Lipid Diagrams & Properties

  • Triglycerides are a form of lipid
  • They are made up of one molecule of glycerol with three fatty acids attached to it
  • These fatty acids have long hydrocarbon ‘tails’
  • Fatty acids occur in two forms:
    • saturated fatty acids
    • unsaturated fatty acids
  • The difference between these fatty acid types is found in their hydrocarbon tails

Saturated fatty acids

  • In saturated fatty acids, the bonds between the carbon atoms in the hydrocarbon tail are all single bonds
  • The fatty acid is said to be ‘saturated’ with hydrogen
    • This means that each carbon atom in the hydrocarbon tail (except for the final carbon atom) is bonded to two hydrogen atoms

[Saturated fatty acid example.png], downloadable AS & A Level Biology revision notes

An example of a saturated fatty acid

Unsaturated fatty acids

  • In unsaturated fatty acids, the bonds between the carbon atoms in the hydrocarbon tail are not all single bonds
    • There is at least one carbon-carbon double bond (in some unsaturated fatty acids there are many carbon-carbon double bonds)
    • These double bonds cause the hydrocarbon tail of unsaturated fatty acids to kink (bend slightly), meaning they are not as straight as saturated fatty acids
  • The fatty acid is said to be ‘unsaturated’ because the hydrocarbon tail does not contain the maximum number of hydrogen atoms possible
    • This is because each carbon atom in a carbon-carbon double bond can only bond to one hydrogen atom (instead of two)

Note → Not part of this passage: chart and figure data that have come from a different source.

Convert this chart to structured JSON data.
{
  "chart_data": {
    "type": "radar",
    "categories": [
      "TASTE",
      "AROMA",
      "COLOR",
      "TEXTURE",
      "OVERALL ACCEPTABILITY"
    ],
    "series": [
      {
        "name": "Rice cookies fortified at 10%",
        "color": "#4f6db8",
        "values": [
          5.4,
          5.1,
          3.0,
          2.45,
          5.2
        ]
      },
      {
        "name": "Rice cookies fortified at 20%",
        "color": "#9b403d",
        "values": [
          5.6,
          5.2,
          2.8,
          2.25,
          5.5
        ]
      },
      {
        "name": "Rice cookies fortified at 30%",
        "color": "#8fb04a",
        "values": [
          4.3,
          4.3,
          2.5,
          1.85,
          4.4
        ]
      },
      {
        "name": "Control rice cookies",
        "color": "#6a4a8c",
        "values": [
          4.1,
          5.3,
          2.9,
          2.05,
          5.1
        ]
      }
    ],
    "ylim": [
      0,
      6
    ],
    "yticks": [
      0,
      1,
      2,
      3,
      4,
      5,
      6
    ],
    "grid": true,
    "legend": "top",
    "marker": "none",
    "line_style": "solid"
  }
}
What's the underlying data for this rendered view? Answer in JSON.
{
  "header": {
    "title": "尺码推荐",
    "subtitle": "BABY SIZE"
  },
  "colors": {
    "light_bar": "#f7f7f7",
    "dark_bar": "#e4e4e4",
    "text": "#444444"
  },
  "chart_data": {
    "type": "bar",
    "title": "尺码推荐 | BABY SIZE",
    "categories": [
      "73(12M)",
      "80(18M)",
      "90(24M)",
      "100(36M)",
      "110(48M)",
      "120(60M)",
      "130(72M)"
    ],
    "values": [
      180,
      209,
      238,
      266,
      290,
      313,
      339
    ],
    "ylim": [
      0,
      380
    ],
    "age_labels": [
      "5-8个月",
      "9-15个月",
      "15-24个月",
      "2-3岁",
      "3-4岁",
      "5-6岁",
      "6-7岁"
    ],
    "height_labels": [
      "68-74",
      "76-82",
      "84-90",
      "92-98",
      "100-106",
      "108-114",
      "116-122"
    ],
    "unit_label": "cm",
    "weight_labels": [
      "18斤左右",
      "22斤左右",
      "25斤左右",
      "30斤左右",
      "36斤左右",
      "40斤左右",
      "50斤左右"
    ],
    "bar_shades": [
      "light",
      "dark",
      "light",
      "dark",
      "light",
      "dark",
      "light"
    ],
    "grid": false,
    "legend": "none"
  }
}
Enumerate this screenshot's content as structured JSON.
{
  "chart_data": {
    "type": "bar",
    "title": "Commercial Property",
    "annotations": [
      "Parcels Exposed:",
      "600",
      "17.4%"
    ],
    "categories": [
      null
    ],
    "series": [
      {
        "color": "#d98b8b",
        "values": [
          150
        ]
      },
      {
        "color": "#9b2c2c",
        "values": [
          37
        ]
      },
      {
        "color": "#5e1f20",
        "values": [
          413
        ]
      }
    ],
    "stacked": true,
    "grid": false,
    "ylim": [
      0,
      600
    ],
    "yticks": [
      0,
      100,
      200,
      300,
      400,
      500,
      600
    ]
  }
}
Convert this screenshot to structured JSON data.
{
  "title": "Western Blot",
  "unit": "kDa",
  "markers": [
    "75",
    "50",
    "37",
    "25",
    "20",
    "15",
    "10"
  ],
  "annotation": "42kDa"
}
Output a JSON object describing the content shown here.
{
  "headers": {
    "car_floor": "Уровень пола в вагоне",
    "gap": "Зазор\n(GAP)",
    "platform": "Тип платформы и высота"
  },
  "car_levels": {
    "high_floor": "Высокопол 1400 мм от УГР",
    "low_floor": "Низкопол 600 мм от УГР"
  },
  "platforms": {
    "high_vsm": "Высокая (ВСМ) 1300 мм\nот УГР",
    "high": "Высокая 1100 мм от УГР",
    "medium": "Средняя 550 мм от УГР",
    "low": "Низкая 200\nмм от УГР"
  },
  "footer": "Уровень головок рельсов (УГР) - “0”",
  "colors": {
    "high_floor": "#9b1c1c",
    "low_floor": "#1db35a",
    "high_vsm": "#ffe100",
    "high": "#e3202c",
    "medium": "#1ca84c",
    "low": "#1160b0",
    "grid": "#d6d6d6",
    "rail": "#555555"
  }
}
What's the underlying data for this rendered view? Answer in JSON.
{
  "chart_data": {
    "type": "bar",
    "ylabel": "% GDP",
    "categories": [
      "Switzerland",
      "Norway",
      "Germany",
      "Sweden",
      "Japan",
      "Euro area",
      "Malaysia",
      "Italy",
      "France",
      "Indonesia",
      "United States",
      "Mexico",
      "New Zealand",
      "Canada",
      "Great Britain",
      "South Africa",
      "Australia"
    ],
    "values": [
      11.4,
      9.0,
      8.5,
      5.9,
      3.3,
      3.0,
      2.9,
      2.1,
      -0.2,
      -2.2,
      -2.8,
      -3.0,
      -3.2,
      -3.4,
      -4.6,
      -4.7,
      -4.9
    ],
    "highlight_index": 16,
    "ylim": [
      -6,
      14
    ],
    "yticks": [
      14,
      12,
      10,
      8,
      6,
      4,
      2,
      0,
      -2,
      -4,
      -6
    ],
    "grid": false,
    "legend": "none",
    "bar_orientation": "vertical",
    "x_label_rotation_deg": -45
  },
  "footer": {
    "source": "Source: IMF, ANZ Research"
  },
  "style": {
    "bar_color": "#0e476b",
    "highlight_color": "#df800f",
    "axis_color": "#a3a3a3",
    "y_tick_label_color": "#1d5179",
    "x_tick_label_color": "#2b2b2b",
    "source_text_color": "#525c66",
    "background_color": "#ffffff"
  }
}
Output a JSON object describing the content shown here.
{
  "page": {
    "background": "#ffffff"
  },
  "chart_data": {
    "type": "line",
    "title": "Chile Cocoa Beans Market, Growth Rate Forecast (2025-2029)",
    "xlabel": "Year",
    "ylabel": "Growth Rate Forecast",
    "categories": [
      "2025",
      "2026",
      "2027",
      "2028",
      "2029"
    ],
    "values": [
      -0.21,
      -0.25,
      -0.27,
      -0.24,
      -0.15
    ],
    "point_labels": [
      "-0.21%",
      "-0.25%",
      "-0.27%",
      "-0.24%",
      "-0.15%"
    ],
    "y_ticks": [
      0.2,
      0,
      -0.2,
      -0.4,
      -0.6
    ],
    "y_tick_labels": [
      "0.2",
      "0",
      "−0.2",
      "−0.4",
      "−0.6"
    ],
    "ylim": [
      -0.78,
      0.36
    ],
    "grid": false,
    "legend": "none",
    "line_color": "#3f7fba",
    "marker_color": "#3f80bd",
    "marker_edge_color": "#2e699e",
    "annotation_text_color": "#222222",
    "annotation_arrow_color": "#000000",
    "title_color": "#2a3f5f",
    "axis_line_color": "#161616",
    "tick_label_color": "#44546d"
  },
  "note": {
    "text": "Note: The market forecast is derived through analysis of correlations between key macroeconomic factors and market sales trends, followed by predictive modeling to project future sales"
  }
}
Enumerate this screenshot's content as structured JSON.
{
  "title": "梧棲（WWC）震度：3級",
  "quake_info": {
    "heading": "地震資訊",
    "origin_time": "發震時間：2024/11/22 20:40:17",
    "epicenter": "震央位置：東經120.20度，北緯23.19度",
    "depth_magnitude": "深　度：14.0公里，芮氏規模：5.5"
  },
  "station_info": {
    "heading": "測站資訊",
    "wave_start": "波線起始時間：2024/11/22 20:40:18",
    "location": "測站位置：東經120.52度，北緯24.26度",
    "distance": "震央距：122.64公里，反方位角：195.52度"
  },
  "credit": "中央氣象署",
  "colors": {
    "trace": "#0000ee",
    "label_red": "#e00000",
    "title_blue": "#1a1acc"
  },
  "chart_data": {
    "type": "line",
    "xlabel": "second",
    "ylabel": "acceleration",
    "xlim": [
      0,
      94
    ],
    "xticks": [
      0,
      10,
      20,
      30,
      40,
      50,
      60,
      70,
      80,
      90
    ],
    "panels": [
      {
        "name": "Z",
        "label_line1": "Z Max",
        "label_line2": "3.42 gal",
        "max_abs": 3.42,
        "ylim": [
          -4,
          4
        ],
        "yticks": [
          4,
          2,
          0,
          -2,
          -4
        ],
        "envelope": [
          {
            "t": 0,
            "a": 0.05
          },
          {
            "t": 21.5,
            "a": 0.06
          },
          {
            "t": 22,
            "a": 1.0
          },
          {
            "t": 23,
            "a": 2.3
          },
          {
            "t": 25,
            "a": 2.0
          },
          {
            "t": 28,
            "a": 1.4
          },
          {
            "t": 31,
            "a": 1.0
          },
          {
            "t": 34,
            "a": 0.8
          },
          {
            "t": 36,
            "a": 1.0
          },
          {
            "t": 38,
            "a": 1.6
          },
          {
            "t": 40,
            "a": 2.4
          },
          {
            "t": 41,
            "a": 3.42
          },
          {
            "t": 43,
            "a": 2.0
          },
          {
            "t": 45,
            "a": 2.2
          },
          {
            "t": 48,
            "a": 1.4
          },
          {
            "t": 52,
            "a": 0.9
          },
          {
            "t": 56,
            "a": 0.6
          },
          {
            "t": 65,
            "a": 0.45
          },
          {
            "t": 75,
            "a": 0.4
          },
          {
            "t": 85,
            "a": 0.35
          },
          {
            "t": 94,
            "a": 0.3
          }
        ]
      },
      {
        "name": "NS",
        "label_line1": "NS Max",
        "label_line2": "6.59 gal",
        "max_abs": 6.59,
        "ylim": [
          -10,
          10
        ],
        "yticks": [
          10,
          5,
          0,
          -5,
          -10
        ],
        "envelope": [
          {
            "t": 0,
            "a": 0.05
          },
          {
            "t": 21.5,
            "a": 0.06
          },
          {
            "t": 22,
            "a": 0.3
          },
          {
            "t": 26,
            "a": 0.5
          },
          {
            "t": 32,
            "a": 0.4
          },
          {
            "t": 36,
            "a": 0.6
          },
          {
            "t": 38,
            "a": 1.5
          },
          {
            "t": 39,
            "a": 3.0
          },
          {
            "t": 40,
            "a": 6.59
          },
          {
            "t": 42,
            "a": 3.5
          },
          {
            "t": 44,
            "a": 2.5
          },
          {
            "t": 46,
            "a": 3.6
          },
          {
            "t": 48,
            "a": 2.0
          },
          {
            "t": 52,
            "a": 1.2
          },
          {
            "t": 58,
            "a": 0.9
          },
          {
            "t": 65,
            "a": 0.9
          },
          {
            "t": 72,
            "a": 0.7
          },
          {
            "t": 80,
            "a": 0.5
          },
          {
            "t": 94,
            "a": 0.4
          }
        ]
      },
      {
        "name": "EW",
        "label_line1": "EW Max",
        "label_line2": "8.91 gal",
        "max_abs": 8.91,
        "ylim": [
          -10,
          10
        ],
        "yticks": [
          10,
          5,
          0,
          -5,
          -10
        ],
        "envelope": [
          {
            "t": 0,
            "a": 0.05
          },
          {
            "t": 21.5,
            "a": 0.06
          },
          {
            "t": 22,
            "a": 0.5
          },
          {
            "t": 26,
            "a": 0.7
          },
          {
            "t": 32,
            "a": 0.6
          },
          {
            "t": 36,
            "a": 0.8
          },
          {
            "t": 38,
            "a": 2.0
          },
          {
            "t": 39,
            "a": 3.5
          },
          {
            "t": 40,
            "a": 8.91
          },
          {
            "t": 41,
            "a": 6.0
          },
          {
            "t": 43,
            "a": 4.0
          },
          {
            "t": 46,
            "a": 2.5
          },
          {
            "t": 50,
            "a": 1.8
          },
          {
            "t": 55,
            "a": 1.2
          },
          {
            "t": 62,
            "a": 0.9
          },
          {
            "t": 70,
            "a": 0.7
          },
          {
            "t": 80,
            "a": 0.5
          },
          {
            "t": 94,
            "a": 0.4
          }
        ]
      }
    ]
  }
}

Unsaturated fatty acid example, downloadable AS & A Level Biology revision notes

An example of an unsaturated fatty acid

Properties of triglycerides

  • Triglycerides are mainly used as energy storage molecules
  • This is because the long hydrocarbon tails of the fatty acids in triglycerides contain large amounts of chemical energy, which can be released when the fatty acids are broken down
  • Triglycerides are also suitable as energy storage molecules because they are insoluble, meaning that they don’t affect the water potential inside the cell
  • Inside cells, triglycerides form insoluble droplets, with the hydrophobic (water-repelling) fatty acids on the inside and the glycerol molecules on the outside

Properties of triglycerides_2, downloadable AS & A Level Biology revision notes

Triglycerides are suitable as energy storage molecules as they form insoluble droplets inside cells

Properties of phospholipids

  • Phospholipids are another kind of lipid
  • Phospholipids are similar in structure to triglycerides
  • In phospholipids, one of the three fatty acid molecules attached to glycerol is replaced by a phosphate group
  • This phosphate group is hydrophilic (water-loving), whereas the two fatty acids are hydrophobic (like in triglycerides)
  • This makes phospholipids suitable for making up the bilayer of cell membranes, with the fatty acids facing inwards and the phosphate groups facing outwards
  • This is also useful as it means the centre of the phospholipid bilayer is hydrophobic, meaning water-soluble substances cannot easily pass through
  • This allows the cell membrane to act as a barrier, controlling what substances enter and leave the cell

Properties of phospholipids_2, downloadable AS & A Level Biology revision notes

Phospholipids are suitable for making up cell membranes as they form a bilayer

Exam Tip

Make sure you learn the structures of triglycerides and phospholipids, as well as how to recognise from a diagram whether a fatty acid is saturated or unsaturated (check for any carbon-carbon double bonds)!

Make sure you also learn which parts of triglycerides and phospholipids are hydrophobic and which parts are hydrophilic, as this is what gives these molecules their useful properties in cells.